5. D’une part, la circonstance, à la supposer établie, que les deux enveloppes comportant les 61 bulletins de vote et enveloppes annexés au procès-verbal des opérations électorales du 23 mars 2014 n’étaient pas closes lors de leur transmission au tribunal administratif ne suffit pas à remettre en cause l’authenticité de ces bulletins et enveloppes.

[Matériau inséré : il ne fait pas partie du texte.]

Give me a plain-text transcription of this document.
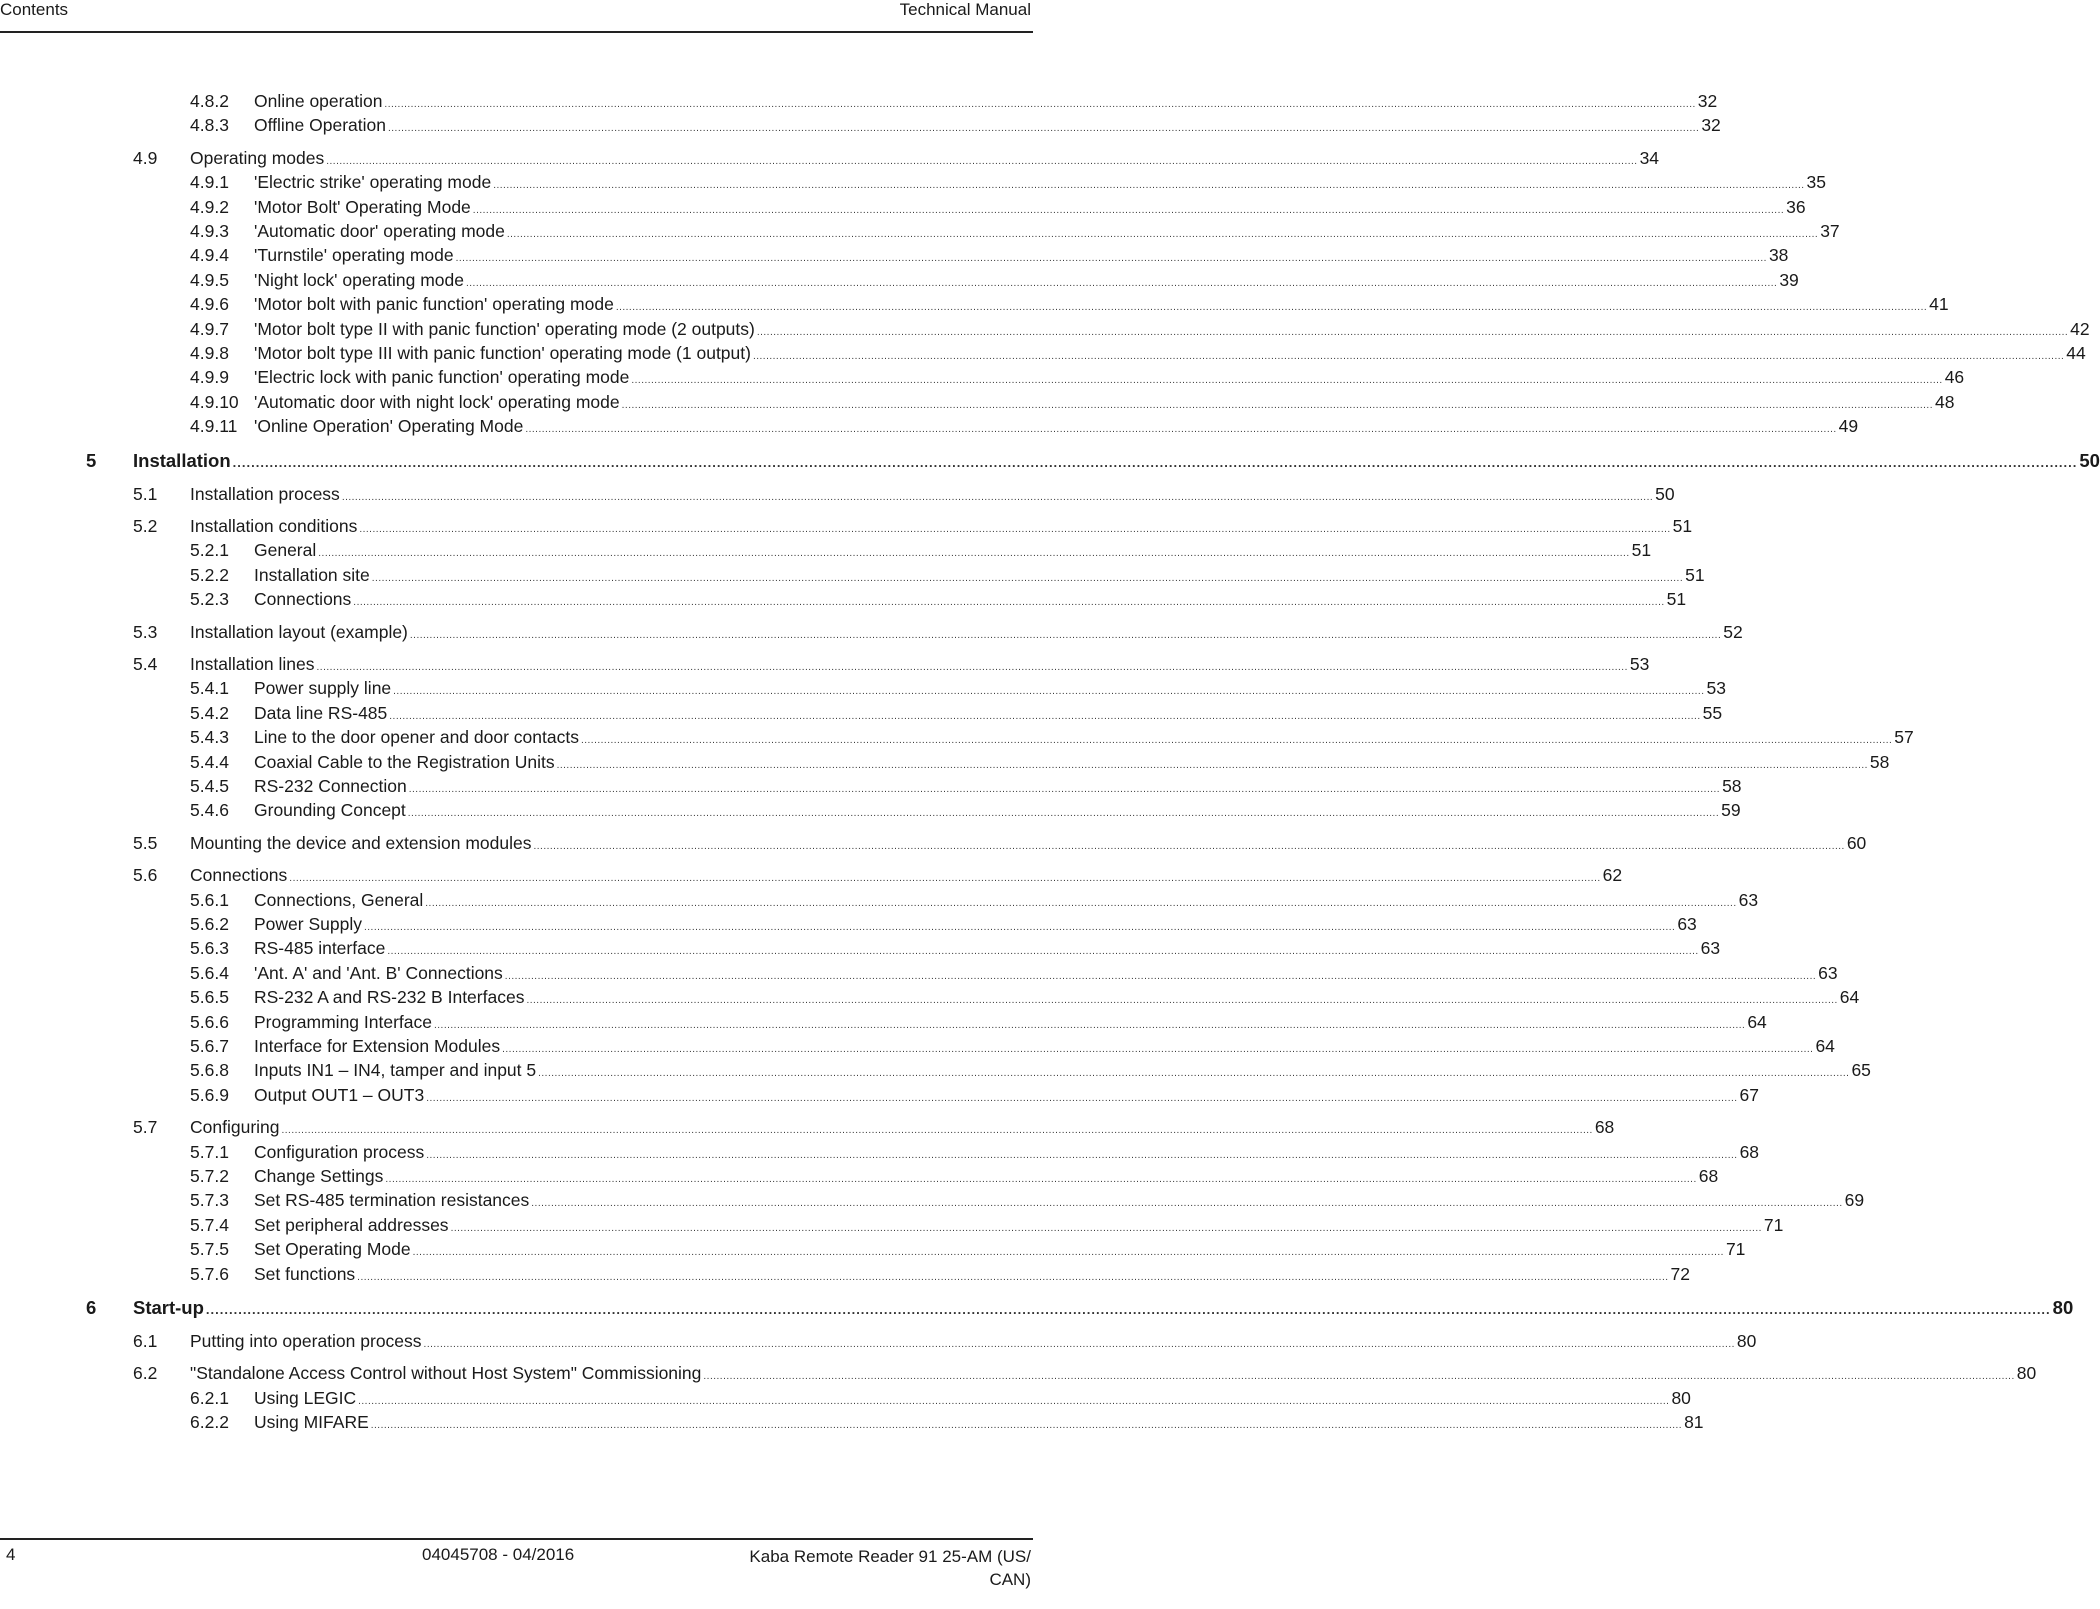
Contents	Technical Manual
4.8.2 Online operation ................................................................................................................................................................................................................................................................................................................................................................................................................ 32
4.8.3 Offline Operation ................................................................................................................................................................................................................................................................................................................................................................................................................ 32
4.9 Operating modes ................................................................................................................................................................................................................................................................................................................................................................................................................ 34
4.9.1 'Electric strike' operating mode ................................................................................................................................................................................................................................................................................................................................................................................................................ 35
4.9.2 'Motor Bolt' Operating Mode ................................................................................................................................................................................................................................................................................................................................................................................................................ 36
4.9.3 'Automatic door' operating mode ................................................................................................................................................................................................................................................................................................................................................................................................................ 37
4.9.4 'Turnstile' operating mode ................................................................................................................................................................................................................................................................................................................................................................................................................ 38
4.9.5 'Night lock' operating mode ................................................................................................................................................................................................................................................................................................................................................................................................................ 39
4.9.6 'Motor bolt with panic function' operating mode ................................................................................................................................................................................................................................................................................................................................................................................................................ 41
4.9.7 'Motor bolt type II with panic function' operating mode (2 outputs) ................................................................................................................................................................................................................................................................................................................................................................................................................ 42
4.9.8 'Motor bolt type III with panic function' operating mode (1 output) ................................................................................................................................................................................................................................................................................................................................................................................................................ 44
4.9.9 'Electric lock with panic function' operating mode ................................................................................................................................................................................................................................................................................................................................................................................................................ 46
4.9.10 'Automatic door with night lock' operating mode ................................................................................................................................................................................................................................................................................................................................................................................................................ 48
4.9.11 'Online Operation' Operating Mode ................................................................................................................................................................................................................................................................................................................................................................................................................ 49
5 Installation ................................................................................................................................................................................................................................................................................................................................................................................................................ 50
5.1 Installation process ................................................................................................................................................................................................................................................................................................................................................................................................................ 50
5.2 Installation conditions ................................................................................................................................................................................................................................................................................................................................................................................................................ 51
5.2.1 General ................................................................................................................................................................................................................................................................................................................................................................................................................ 51
5.2.2 Installation site ................................................................................................................................................................................................................................................................................................................................................................................................................ 51
5.2.3 Connections ................................................................................................................................................................................................................................................................................................................................................................................................................ 51
5.3 Installation layout (example) ................................................................................................................................................................................................................................................................................................................................................................................................................ 52
5.4 Installation lines ................................................................................................................................................................................................................................................................................................................................................................................................................ 53
5.4.1 Power supply line ................................................................................................................................................................................................................................................................................................................................................................................................................ 53
5.4.2 Data line RS-485 ................................................................................................................................................................................................................................................................................................................................................................................................................ 55
5.4.3 Line to the door opener and door contacts ................................................................................................................................................................................................................................................................................................................................................................................................................ 57
5.4.4 Coaxial Cable to the Registration Units ................................................................................................................................................................................................................................................................................................................................................................................................................ 58
5.4.5 RS-232 Connection ................................................................................................................................................................................................................................................................................................................................................................................................................ 58
5.4.6 Grounding Concept ................................................................................................................................................................................................................................................................................................................................................................................................................ 59
5.5 Mounting the device and extension modules ................................................................................................................................................................................................................................................................................................................................................................................................................ 60
5.6 Connections ................................................................................................................................................................................................................................................................................................................................................................................................................ 62
5.6.1 Connections, General ................................................................................................................................................................................................................................................................................................................................................................................................................ 63
5.6.2 Power Supply ................................................................................................................................................................................................................................................................................................................................................................................................................ 63
5.6.3 RS-485 interface ................................................................................................................................................................................................................................................................................................................................................................................................................ 63
5.6.4 'Ant. A' and 'Ant. B' Connections ................................................................................................................................................................................................................................................................................................................................................................................................................ 63
5.6.5 RS-232 A and RS-232 B Interfaces ................................................................................................................................................................................................................................................................................................................................................................................................................ 64
5.6.6 Programming Interface ................................................................................................................................................................................................................................................................................................................................................................................................................ 64
5.6.7 Interface for Extension Modules ................................................................................................................................................................................................................................................................................................................................................................................................................ 64
5.6.8 Inputs IN1 – IN4, tamper and input 5 ................................................................................................................................................................................................................................................................................................................................................................................................................ 65
5.6.9 Output OUT1 – OUT3 ................................................................................................................................................................................................................................................................................................................................................................................................................ 67
5.7 Configuring ................................................................................................................................................................................................................................................................................................................................................................................................................ 68
5.7.1 Configuration process ................................................................................................................................................................................................................................................................................................................................................................................................................ 68
5.7.2 Change Settings ................................................................................................................................................................................................................................................................................................................................................................................................................ 68
5.7.3 Set RS-485 termination resistances ................................................................................................................................................................................................................................................................................................................................................................................................................ 69
5.7.4 Set peripheral addresses ................................................................................................................................................................................................................................................................................................................................................................................................................ 71
5.7.5 Set Operating Mode ................................................................................................................................................................................................................................................................................................................................................................................................................ 71
5.7.6 Set functions ................................................................................................................................................................................................................................................................................................................................................................................................................ 72
6 Start-up ................................................................................................................................................................................................................................................................................................................................................................................................................ 80
6.1 Putting into operation process ................................................................................................................................................................................................................................................................................................................................................................................................................ 80
6.2 "Standalone Access Control without Host System" Commissioning ................................................................................................................................................................................................................................................................................................................................................................................................................ 80
6.2.1 Using LEGIC ................................................................................................................................................................................................................................................................................................................................................................................................................ 80
6.2.2 Using MIFARE ................................................................................................................................................................................................................................................................................................................................................................................................................ 81
4	04045708 - 04/2016	Kaba Remote Reader 91 25-AM (US/ CAN)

D’autre part, il résulte de l’instruction, et notamment des énonciations du procès-verbal des opérations électorales que si, comme le relèvent les requérants, ces bulletins et enveloppes ne portent pas mention des causes de leur annexion au procès-verbal, en méconnaissance des dispositions précitées du code électoral, toutefois ces mêmes bulletins et enveloppes, qui sont tous contresignés par les membres du bureau, consistent en 23 enveloppes vides, en un bulletin déchiré de façon caractéristique dans le sens de la largeur, en un bulletin comportant une mention injurieuse rayée de couleur rouge et en 36 bulletins sur lesquels le nom de Mme A… a été rayé. Ainsi, les requérants ne sont pas fondés à soutenir que certains des bulletins annexés au procès-verbal doivent être attribués à Mme A…, qui recueillerait ainsi le nombre de suffrages, supérieur à 37, nécessaire pour être élue dès le premier tour des élections municipales. Ils ne sont pas davantage fondés à soutenir que l’absence de mention des causes de l’annexion au procès-verbal de ces 61 bulletins de vote et enveloppes serait constitutive d’une manoeuvre susceptible d’avoir porté atteinte à la sincérité du scrutin.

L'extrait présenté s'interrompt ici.